The question I was asked was 'do other sites have an equivalent to Deepmeta'. Well no, (I don't think so) because they don't need one - the upload interface acts in much the same way. I have written on here a few times about the benefits of putting keywords into metadata- it is a bit of a lifesaver and so far all my sites read this data without problems. Also all the sites allow multiple uploads, though I haven't tried to upload in batches of more than ten. These images then go into a 'holding area' from where you chose categories, attach releases (stored on the agency's site) and submit. You can do this days or weeks later, but some sites delete unfinished uploads after a month. I tend to set a batch to upload while I am cooking dinner or whatever, then categorise and submit at a later time when I am able to concentrate on it properly. The time consuming part (ie data transfer) does not require you to be present while it is going on.
Several sites then allow autofilling of categories from a previous image, which makes the uploading of a series very quick indeed.
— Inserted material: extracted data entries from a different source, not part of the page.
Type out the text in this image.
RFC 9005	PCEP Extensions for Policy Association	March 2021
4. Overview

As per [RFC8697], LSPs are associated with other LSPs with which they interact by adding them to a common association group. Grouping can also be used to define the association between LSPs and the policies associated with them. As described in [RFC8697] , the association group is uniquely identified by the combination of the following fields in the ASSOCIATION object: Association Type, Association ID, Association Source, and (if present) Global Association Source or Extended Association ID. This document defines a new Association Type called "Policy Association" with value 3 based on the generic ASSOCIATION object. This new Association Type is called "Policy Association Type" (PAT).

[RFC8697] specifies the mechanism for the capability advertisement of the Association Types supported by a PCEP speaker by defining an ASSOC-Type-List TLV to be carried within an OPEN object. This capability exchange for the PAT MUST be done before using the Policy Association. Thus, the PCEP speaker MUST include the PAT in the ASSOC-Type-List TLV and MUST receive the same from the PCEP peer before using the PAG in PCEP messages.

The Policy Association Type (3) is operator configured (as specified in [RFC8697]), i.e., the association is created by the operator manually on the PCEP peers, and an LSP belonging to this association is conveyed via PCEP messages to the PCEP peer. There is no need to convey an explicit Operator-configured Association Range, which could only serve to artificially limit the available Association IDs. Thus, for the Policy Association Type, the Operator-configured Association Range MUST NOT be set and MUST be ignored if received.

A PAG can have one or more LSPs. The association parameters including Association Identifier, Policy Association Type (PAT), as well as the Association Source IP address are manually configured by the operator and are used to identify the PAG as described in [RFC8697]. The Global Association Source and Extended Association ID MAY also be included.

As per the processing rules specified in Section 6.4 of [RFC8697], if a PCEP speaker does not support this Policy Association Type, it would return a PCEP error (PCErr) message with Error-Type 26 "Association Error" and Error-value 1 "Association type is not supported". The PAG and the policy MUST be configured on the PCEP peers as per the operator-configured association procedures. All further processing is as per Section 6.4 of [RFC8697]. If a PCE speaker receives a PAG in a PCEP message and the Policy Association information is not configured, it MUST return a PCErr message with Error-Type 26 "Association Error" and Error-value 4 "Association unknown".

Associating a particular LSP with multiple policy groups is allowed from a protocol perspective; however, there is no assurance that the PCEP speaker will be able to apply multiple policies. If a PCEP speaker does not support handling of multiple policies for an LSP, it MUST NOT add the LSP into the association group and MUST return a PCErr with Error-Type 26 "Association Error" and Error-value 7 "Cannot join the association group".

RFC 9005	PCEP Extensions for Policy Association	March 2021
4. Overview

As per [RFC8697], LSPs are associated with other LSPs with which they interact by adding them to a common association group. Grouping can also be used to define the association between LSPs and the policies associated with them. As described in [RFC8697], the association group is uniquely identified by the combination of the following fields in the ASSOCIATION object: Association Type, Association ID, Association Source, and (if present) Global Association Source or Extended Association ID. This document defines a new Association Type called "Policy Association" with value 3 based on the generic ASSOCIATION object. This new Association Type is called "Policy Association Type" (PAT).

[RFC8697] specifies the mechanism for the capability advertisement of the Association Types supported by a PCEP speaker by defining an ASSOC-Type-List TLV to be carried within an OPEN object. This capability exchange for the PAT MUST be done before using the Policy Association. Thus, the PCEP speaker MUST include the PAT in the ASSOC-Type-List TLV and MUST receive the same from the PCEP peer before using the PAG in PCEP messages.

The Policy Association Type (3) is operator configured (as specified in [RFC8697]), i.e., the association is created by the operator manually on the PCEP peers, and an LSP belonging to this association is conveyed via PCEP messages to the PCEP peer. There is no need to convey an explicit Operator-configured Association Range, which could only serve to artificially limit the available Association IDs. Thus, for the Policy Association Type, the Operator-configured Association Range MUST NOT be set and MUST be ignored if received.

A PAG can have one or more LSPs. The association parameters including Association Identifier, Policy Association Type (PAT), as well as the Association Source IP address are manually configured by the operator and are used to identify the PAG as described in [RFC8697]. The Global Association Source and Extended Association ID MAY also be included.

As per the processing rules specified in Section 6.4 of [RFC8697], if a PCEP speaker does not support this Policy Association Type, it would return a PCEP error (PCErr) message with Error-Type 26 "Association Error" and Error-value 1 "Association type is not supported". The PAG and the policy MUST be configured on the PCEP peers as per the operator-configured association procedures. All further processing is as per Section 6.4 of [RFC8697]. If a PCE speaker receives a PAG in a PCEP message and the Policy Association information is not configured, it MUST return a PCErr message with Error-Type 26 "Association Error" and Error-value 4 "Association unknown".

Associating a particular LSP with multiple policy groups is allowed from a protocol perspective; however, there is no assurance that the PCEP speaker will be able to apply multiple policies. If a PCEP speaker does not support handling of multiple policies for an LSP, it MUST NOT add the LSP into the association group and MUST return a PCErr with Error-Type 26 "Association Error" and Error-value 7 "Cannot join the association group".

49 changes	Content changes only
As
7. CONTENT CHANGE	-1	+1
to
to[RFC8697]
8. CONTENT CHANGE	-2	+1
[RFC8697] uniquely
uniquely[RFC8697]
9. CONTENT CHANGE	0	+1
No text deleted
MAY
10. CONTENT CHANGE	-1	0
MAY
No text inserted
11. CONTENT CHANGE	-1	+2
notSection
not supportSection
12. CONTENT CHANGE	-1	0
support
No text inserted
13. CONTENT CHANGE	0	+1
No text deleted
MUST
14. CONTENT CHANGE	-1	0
Others leave the last categories chosen in the selection box for the next image or have an easily accessible shortlist of recently chosen categories you can pick from.
Shutterstock seems to read the description info from CNX metadata as the title, which maybe deliberate as they don't also have a description field. I just leave it as the site chooses it and try and keep my descriptions fairly terse. Unfortunately Bigstock require the description to be a minimum of seven words. This is a bit of a pain as I always forget and write a minimal description with Shutterstock's titles in mind. It is easy to correct during upload to Bigstock, but it adds time and is worth remembering when you are adding keyword/description info to the metadata. Somewhere between seven and twenty words is probably ideal.
There are other ways of uploading such as FTP, which is supposed to make things even easier yet, but I haven't had chance to get my head round the technology to make that work so far. Hopefully a techy, newly-independent person will come by shortly and tell us all how to do it.
'Well,' I hear you say, 'if it is all so quick and simple then why haven't you uploaded more images so far?!' My answer to that would be that for uploading in quantity to multiple sites the following is required:
1 - The time and head space to keep track of what image needs to go where.
2 - Good quality internet access without restrictive bandwidth limits.
3 - All your images on the same computer, in the same place at the same time.
Number three I still don't have, number two I got three days ago and number one might happen sometime towards the end of 2011, but I'm not counting on it.
Other things to mention re Shutterstock:
As I have said before, they don't like images which have been cropped at all.
They also don't seem to find images taken on a D300 with an F2.8 lens with no sharpening (then sharpened in RAW) to be crisp enough for them at full res. There doesn't seem to be any penalty for having a low acceptance rate and all images are effectively 'can resubmit' so I am just sending them at full res for now, but will downsize and resubmit the rejections later. I am still only getting about half accepted there. They will also reject your images for a host of other reasons - they rejected one of my best-selling iStock images today for 'limited commercial value'. I don't think there is really much that can be done about this - it's just how it is. There is a box which allows for comments to the reviewer to be made, so I might try resubmitting with a plea and link to iS, but I am not going to hold my breath.
Ken (picturelake) told me that I was the first person he had heard of that was accepted to Shutterstock at the first attempt. In order to get through you need to have seven of your ten submissions accepted. If you fail at this then you will have to wait a full month before you can reapply. My advice is to chose your ten images very very carefully and downsize if necessary. They need to be your most punchy 'stocky' images as well as technically top-drawer.
Sorry this has been such a long post - anyone still awake?